The NZMGA needs to see a solid base of personal mountaineering skills, knowledge and experience from guide candidates. To apply for a place on the Climb Guide Pathway, Applicants must present for consideration to the NZMGA Training Officer (TO) a mountaineering Logbook covering a minimum of three seasons of active mountaineering in both winter and summer. This is to set a solid base of personal mountaineering skills, knowledge and experience from which to launch a guides training pathway.
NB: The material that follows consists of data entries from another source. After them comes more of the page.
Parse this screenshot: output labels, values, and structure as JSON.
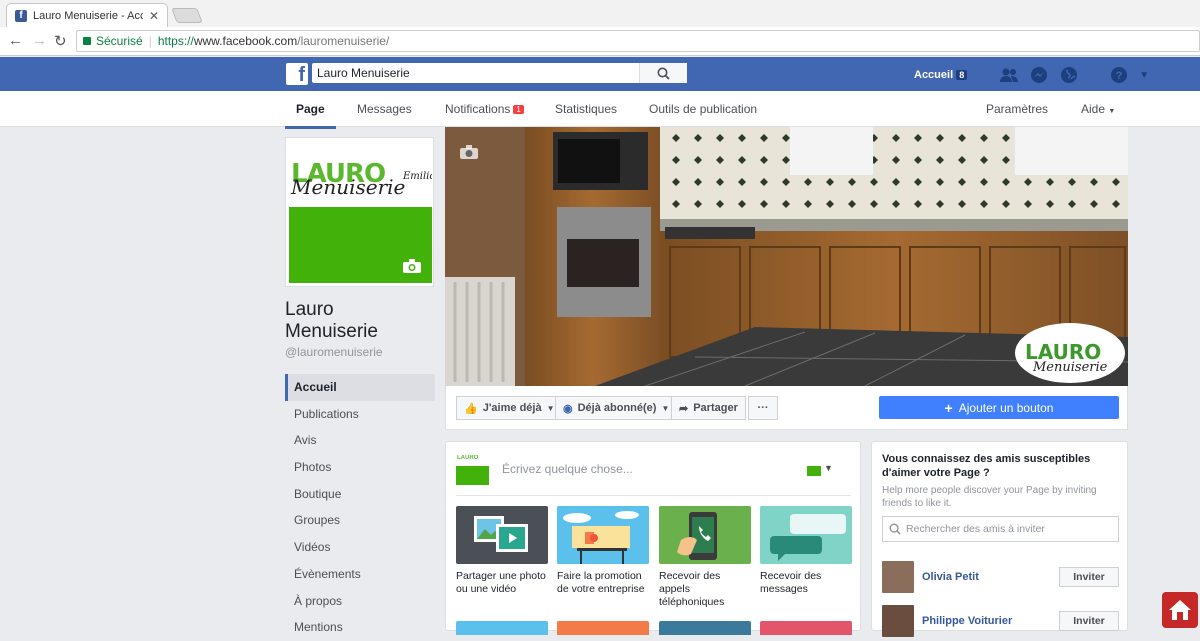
{
  "browser": {
    "tab_title": "Lauro Menuiserie - Accue",
    "tab_close": "✕",
    "secure_label": "Sécurisé",
    "url_scheme": "https://",
    "url_host": "www.facebook.com",
    "url_path": "/lauromenuiserie/"
  },
  "topbar": {
    "logo": "f",
    "search_value": "Lauro Menuiserie",
    "home_label": "Accueil",
    "home_badge": "8",
    "brand_color": "#4267b2"
  },
  "page_nav": {
    "tabs": [
      {
        "label": "Page"
      },
      {
        "label": "Messages"
      },
      {
        "label": "Notifications",
        "badge": "1"
      },
      {
        "label": "Statistiques"
      },
      {
        "label": "Outils de publication"
      }
    ],
    "settings_label": "Paramètres",
    "help_label": "Aide"
  },
  "page": {
    "logo_text": "LAURO",
    "logo_script": "Menuiserie",
    "logo_emilio": "Emilio",
    "name": "Lauro Menuiserie",
    "handle": "@lauromenuiserie"
  },
  "left_nav": [
    "Accueil",
    "Publications",
    "Avis",
    "Photos",
    "Boutique",
    "Groupes",
    "Vidéos",
    "Évènements",
    "À propos",
    "Mentions"
  ],
  "actions": {
    "like_label": "J'aime déjà",
    "follow_label": "Déjà abonné(e)",
    "share_label": "Partager",
    "more_label": "···",
    "add_button_label": "Ajouter un bouton"
  },
  "composer": {
    "avatar_text": "LAURO",
    "placeholder": "Écrivez quelque chose...",
    "cards": [
      {
        "label": "Partager une photo ou une vidéo",
        "color": "#4b4f56"
      },
      {
        "label": "Faire la promotion de votre entreprise",
        "color": "#5bc0eb"
      },
      {
        "label": "Recevoir des appels téléphoniques",
        "color": "#6ab04c"
      },
      {
        "label": "Recevoir des messages",
        "color": "#7fd3c7"
      }
    ]
  },
  "invite": {
    "title": "Vous connaissez des amis susceptibles d'aimer votre Page ?",
    "subtitle": "Help more people discover your Page by inviting friends to like it.",
    "search_placeholder": "Rechercher des amis à inviter",
    "friends": [
      {
        "name": "Olivia Petit",
        "button": "Inviter"
      },
      {
        "name": "Philippe Voiturier",
        "button": "Inviter"
      }
    ]
  }
}
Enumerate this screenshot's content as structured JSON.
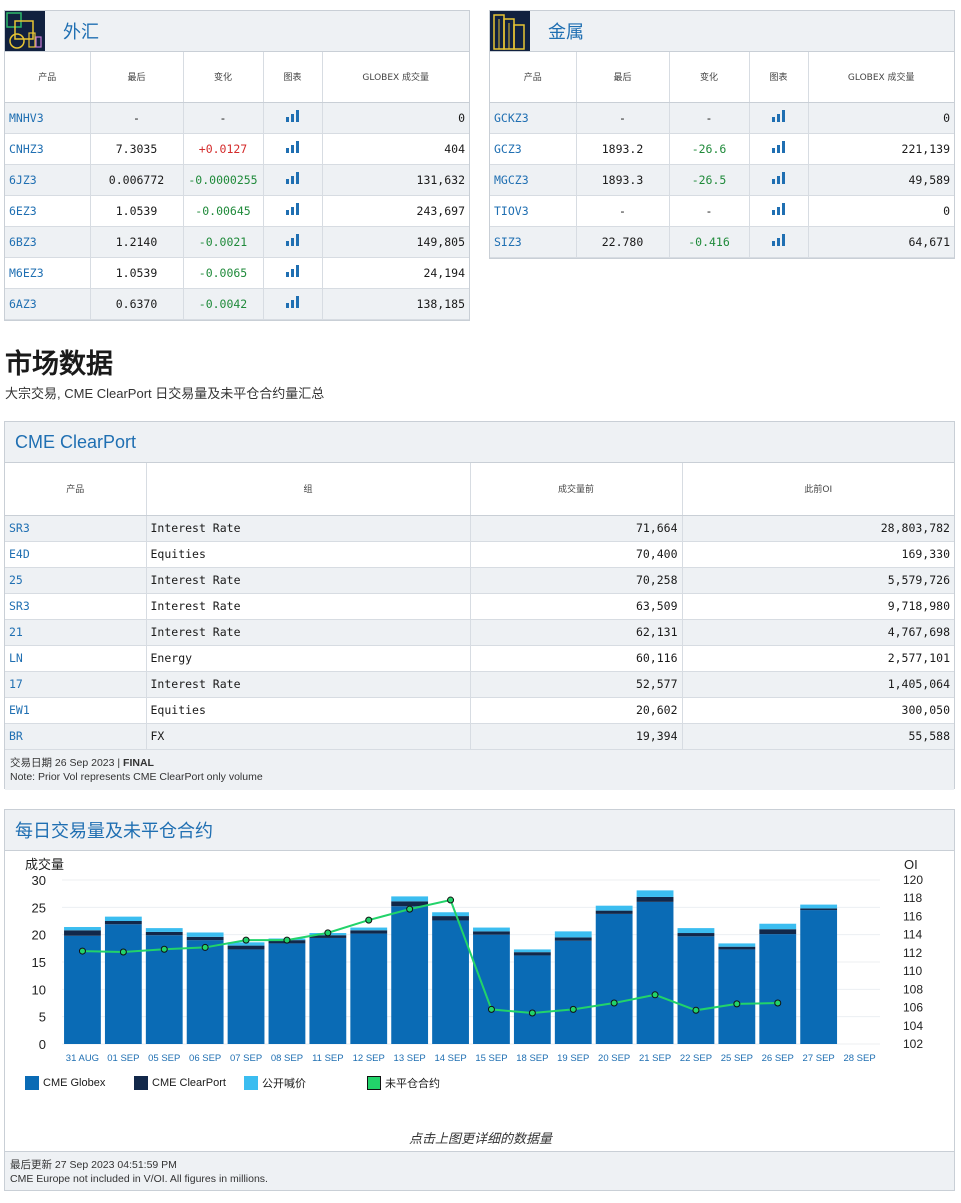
{
  "fx": {
    "title": "外汇",
    "headers": [
      "产品",
      "最后",
      "变化",
      "图表",
      "GLOBEX 成交量"
    ],
    "rows": [
      {
        "code": "MNHV3",
        "last": "-",
        "change": "-",
        "volume": "0",
        "dir": "none"
      },
      {
        "code": "CNHZ3",
        "last": "7.3035",
        "change": "+0.0127",
        "volume": "404",
        "dir": "pos"
      },
      {
        "code": "6JZ3",
        "last": "0.006772",
        "change": "-0.0000255",
        "volume": "131,632",
        "dir": "neg"
      },
      {
        "code": "6EZ3",
        "last": "1.0539",
        "change": "-0.00645",
        "volume": "243,697",
        "dir": "neg"
      },
      {
        "code": "6BZ3",
        "last": "1.2140",
        "change": "-0.0021",
        "volume": "149,805",
        "dir": "neg"
      },
      {
        "code": "M6EZ3",
        "last": "1.0539",
        "change": "-0.0065",
        "volume": "24,194",
        "dir": "neg"
      },
      {
        "code": "6AZ3",
        "last": "0.6370",
        "change": "-0.0042",
        "volume": "138,185",
        "dir": "neg"
      }
    ]
  },
  "metals": {
    "title": "金属",
    "headers": [
      "产品",
      "最后",
      "变化",
      "图表",
      "GLOBEX 成交量"
    ],
    "rows": [
      {
        "code": "GCKZ3",
        "last": "-",
        "change": "-",
        "volume": "0",
        "dir": "none"
      },
      {
        "code": "GCZ3",
        "last": "1893.2",
        "change": "-26.6",
        "volume": "221,139",
        "dir": "neg"
      },
      {
        "code": "MGCZ3",
        "last": "1893.3",
        "change": "-26.5",
        "volume": "49,589",
        "dir": "neg"
      },
      {
        "code": "TIOV3",
        "last": "-",
        "change": "-",
        "volume": "0",
        "dir": "none"
      },
      {
        "code": "SIZ3",
        "last": "22.780",
        "change": "-0.416",
        "volume": "64,671",
        "dir": "neg"
      }
    ]
  },
  "market": {
    "title": "市场数据",
    "subtitle": "大宗交易, CME ClearPort 日交易量及未平仓合约量汇总"
  },
  "clearport": {
    "title": "CME ClearPort",
    "headers": [
      "产品",
      "组",
      "成交量前",
      "此前OI"
    ],
    "rows": [
      {
        "code": "SR3",
        "group": "Interest Rate",
        "vol": "71,664",
        "oi": "28,803,782"
      },
      {
        "code": "E4D",
        "group": "Equities",
        "vol": "70,400",
        "oi": "169,330"
      },
      {
        "code": "25",
        "group": "Interest Rate",
        "vol": "70,258",
        "oi": "5,579,726"
      },
      {
        "code": "SR3",
        "group": "Interest Rate",
        "vol": "63,509",
        "oi": "9,718,980"
      },
      {
        "code": "21",
        "group": "Interest Rate",
        "vol": "62,131",
        "oi": "4,767,698"
      },
      {
        "code": "LN",
        "group": "Energy",
        "vol": "60,116",
        "oi": "2,577,101"
      },
      {
        "code": "17",
        "group": "Interest Rate",
        "vol": "52,577",
        "oi": "1,405,064"
      },
      {
        "code": "EW1",
        "group": "Equities",
        "vol": "20,602",
        "oi": "300,050"
      },
      {
        "code": "BR",
        "group": "FX",
        "vol": "19,394",
        "oi": "55,588"
      }
    ],
    "trade_date_label": "交易日期 26 Sep 2023 | ",
    "trade_date_status": "FINAL",
    "note": "Note: Prior Vol represents CME ClearPort only volume"
  },
  "daily": {
    "title": "每日交易量及未平仓合约",
    "click_note": "点击上图更详细的数据量",
    "last_updated": "最后更新 27 Sep 2023 04:51:59 PM",
    "footer_note": "CME Europe not included in V/OI. All figures in millions."
  },
  "colors": {
    "globex": "#0a6bb5",
    "clearport": "#12284a",
    "open_outcry": "#3bbdf0",
    "oi_line": "#22d36a",
    "accent": "#1f6fb2"
  },
  "chart_data": {
    "type": "bar",
    "ylabel": "成交量",
    "y2label": "OI",
    "ylim": [
      0,
      30
    ],
    "y2lim": [
      102,
      120
    ],
    "yticks": [
      0,
      5,
      10,
      15,
      20,
      25,
      30
    ],
    "y2ticks": [
      102,
      104,
      106,
      108,
      110,
      112,
      114,
      116,
      118,
      120
    ],
    "categories": [
      "31 AUG",
      "01 SEP",
      "05 SEP",
      "06 SEP",
      "07 SEP",
      "08 SEP",
      "11 SEP",
      "12 SEP",
      "13 SEP",
      "14 SEP",
      "15 SEP",
      "18 SEP",
      "19 SEP",
      "20 SEP",
      "21 SEP",
      "22 SEP",
      "25 SEP",
      "26 SEP",
      "27 SEP",
      "28 SEP"
    ],
    "series": [
      {
        "name": "CME Globex",
        "values": [
          19.8,
          21.9,
          19.9,
          19.0,
          17.3,
          18.4,
          19.4,
          20.2,
          25.2,
          22.6,
          20.0,
          16.2,
          18.9,
          23.8,
          26.0,
          19.7,
          17.3,
          20.1,
          24.5,
          null
        ]
      },
      {
        "name": "CME ClearPort",
        "values": [
          1.0,
          0.6,
          0.6,
          0.6,
          0.7,
          0.6,
          0.5,
          0.6,
          0.9,
          0.8,
          0.6,
          0.6,
          0.6,
          0.6,
          0.9,
          0.6,
          0.5,
          0.9,
          0.3,
          null
        ]
      },
      {
        "name": "公开喊价",
        "values": [
          0.6,
          0.8,
          0.7,
          0.8,
          0.6,
          0.3,
          0.4,
          0.5,
          0.9,
          0.7,
          0.7,
          0.5,
          1.1,
          0.9,
          1.2,
          0.9,
          0.6,
          1.0,
          0.7,
          null
        ]
      },
      {
        "name": "未平仓合约",
        "axis": "y2",
        "values": [
          112.2,
          112.1,
          112.4,
          112.6,
          113.4,
          113.4,
          114.2,
          115.6,
          116.8,
          117.8,
          105.8,
          105.4,
          105.8,
          106.5,
          107.4,
          105.7,
          106.4,
          106.5,
          null,
          null
        ]
      }
    ],
    "legend_position": "bottom-left"
  }
}
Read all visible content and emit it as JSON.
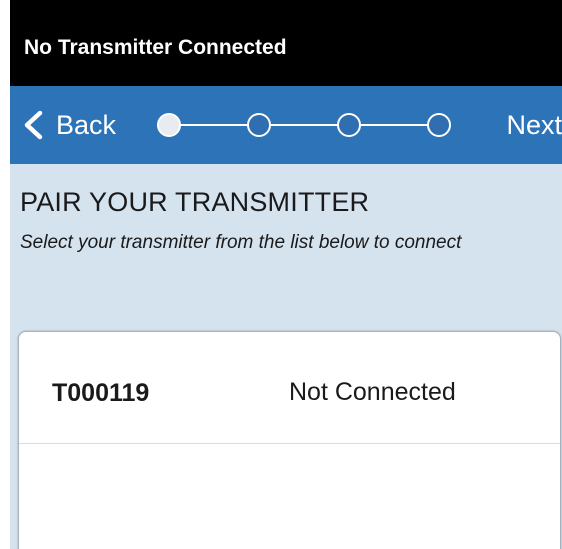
{
  "status_bar": {
    "text": "No Transmitter Connected"
  },
  "nav": {
    "back_label": "Back",
    "next_label": "Next",
    "progress": {
      "steps": 4,
      "current": 1
    }
  },
  "page": {
    "title": "PAIR YOUR TRANSMITTER",
    "subtitle": "Select your transmitter from the list below to connect"
  },
  "transmitters": [
    {
      "id": "T000119",
      "status": "Not Connected"
    }
  ],
  "colors": {
    "nav_blue": "#2d73b8",
    "content_bg": "#d5e3ef",
    "status_bg": "#000000",
    "step_dot": "#2e6eb1",
    "step_dot_current": "#e8ecf0"
  },
  "icons": {
    "back": "chevron-left-icon"
  }
}
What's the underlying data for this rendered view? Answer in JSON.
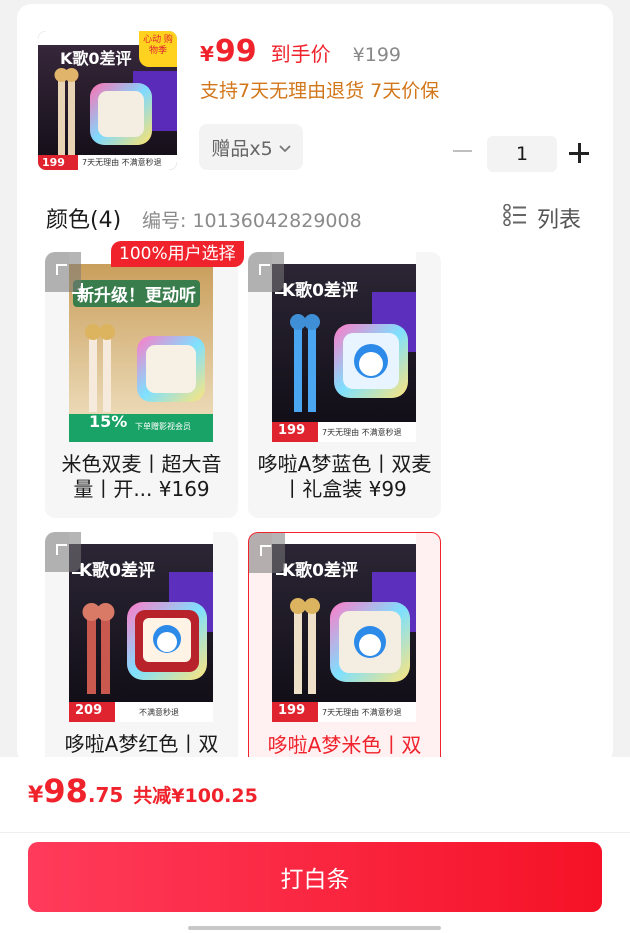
{
  "product": {
    "price_symbol": "¥",
    "price": "99",
    "price_tag": "到手价",
    "original_price": "¥199",
    "policy": "支持7天无理由退货  7天价保",
    "gifts_label": "赠品x5",
    "quantity": "1"
  },
  "thumbnail": {
    "title": "K歌0差评",
    "badge": "心动 购物季",
    "price": "199",
    "promo": "7天无理由  不满意秒退"
  },
  "section": {
    "title": "颜色(4)",
    "code": "编号: 10136042829008",
    "list_label": "列表"
  },
  "variants": [
    {
      "caption": "米色双麦丨超大音量丨开... ¥169",
      "badge": "100%用户选择",
      "img_title": "新升级！更动听",
      "img_pct": "15%",
      "img_footer": "下单赠影视会员"
    },
    {
      "caption": "哆啦A梦蓝色丨双麦丨礼盒装 ¥99",
      "img_title": "K歌0差评",
      "img_price": "199",
      "img_footer": "7天无理由  不满意秒退"
    },
    {
      "caption": "哆啦A梦红色丨双",
      "img_title": "K歌0差评",
      "img_price": "209",
      "img_footer": "不满意秒退"
    },
    {
      "caption": "哆啦A梦米色丨双",
      "img_title": "K歌0差评",
      "img_price": "199",
      "img_footer": "7天无理由  不满意秒退"
    }
  ],
  "footer": {
    "total_symbol": "¥",
    "total_int": "98",
    "total_dec": ".75",
    "discount": "共减¥100.25",
    "pay_button": "打白条"
  },
  "colors": {
    "accent": "#f0232d",
    "policy": "#d2761a",
    "button_start": "#ff3b5b",
    "button_end": "#f51226"
  }
}
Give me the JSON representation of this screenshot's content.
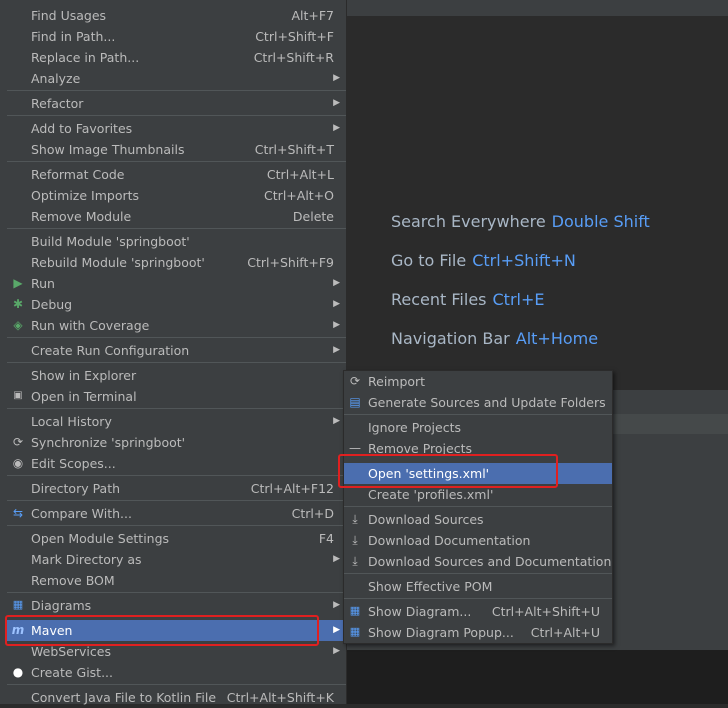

The Logbook should exceed the following minimum international standard:

Mixed Snow/ice Routes
These routes must be serious alpine undertakings with you in a leadership or shared leadership role. Descent is preferably by another route and not a continuous rap descent. Logbooks should show dates and partners (contact addresses may be required for verification). Some overseas routes are acceptable.

Minimum of 10 mixed snow/ice routes to include:

  • At least five Aoraki Mt Cook seriousness grade III;
  • At least five Aoraki Mt Cook seriousness grade IV or higher;
  • At least two of the grade IVs must have a technical grade of 5 or higher.
  • Ascents of major NZ peaks, at least five of which must be over 3000m;
  • Some of the routes should have height gains of at least 800m.
  • North Ridge Aoraki/Mount Cook (V, 4+);
  • East Ridge Aoraki/Mount Cook (V, 3+);
  • Central Gully, Douglas Peak (IV, 5);
  • East Face Walter (IV, 5);
  • North Shoulder Tasman (IV, 3);

Alpine Rock Routes
Minimum of 10 alpine rock routes:
  • Crux Grade at least 13 Ewbank;
  • Approx 10 pitches (a ‘pitch’ is not necessarily a rope length) or around 250 m vertical;
  • Routes can be climbed either in mountain boots or a combination of mountain boots and rock shoes and must be protected in part by traditional protection;
  • Routes must be of ‘alpine’ character in mountainous terrain and/or on glaciers.

  • Moir’s Mate, North Buttress of Sabre, etc. The Darrans;
  • ‘DB’Eh’, etc. The Remarkables;
  • ‘Butterfly Buttress’ etc. South Temple;
  • Ben Ohau Range, including Twin Stream;
  • ‘Moonshine Buttress’, ‘Kahu’, etc. Fox Neve etc;
  • Balfour Glacier routes;
  • Temple Buttress, Arthurs Pass.


Multi-pitch  Ice and Mixed Climbing
Minimum 3 Multi-pitch Ice and mixed climbing routes. They may have  low seriousness/commitment but with higher technical grades, ie ‘cragging’ style routes with straightforward or abseil descents. Difficulty grade of WI 4 and/or M4 or higher.
  • Black Peak, Wye Creek and Bush Stream;
  • ‘Friday’s Fool’, etc. The Remarkables;
  • Temple Basin, Arthurs Pass;
  • Barnicoat, Mallory etc. Fox Neve;
  • Tukino, Ruapehu;
  • Homer Tunnel region etc., The Darrans. 
Rock climbing 
Evidence of approximately 100 days or 1000 sport and traditionally protected pitches. Multi-pitch climbing to a minimum of 18/19 Ewbank (if not included in above alpine rock routes).  

  • 'Ravages of Time', etc. Chinaman’s Bluff;
  • Mt Somers;
  • Long Beach/Lovers Leap;
  • North Wye;
  • Wanaka;
  • Central North Island;
  • Overseas eg Arapiles AUS, Yosemite US.
Other Experience
Any overseas expeditions or climbing.
Other relevant alpine climbing/training eg SAR, Ski Patrol.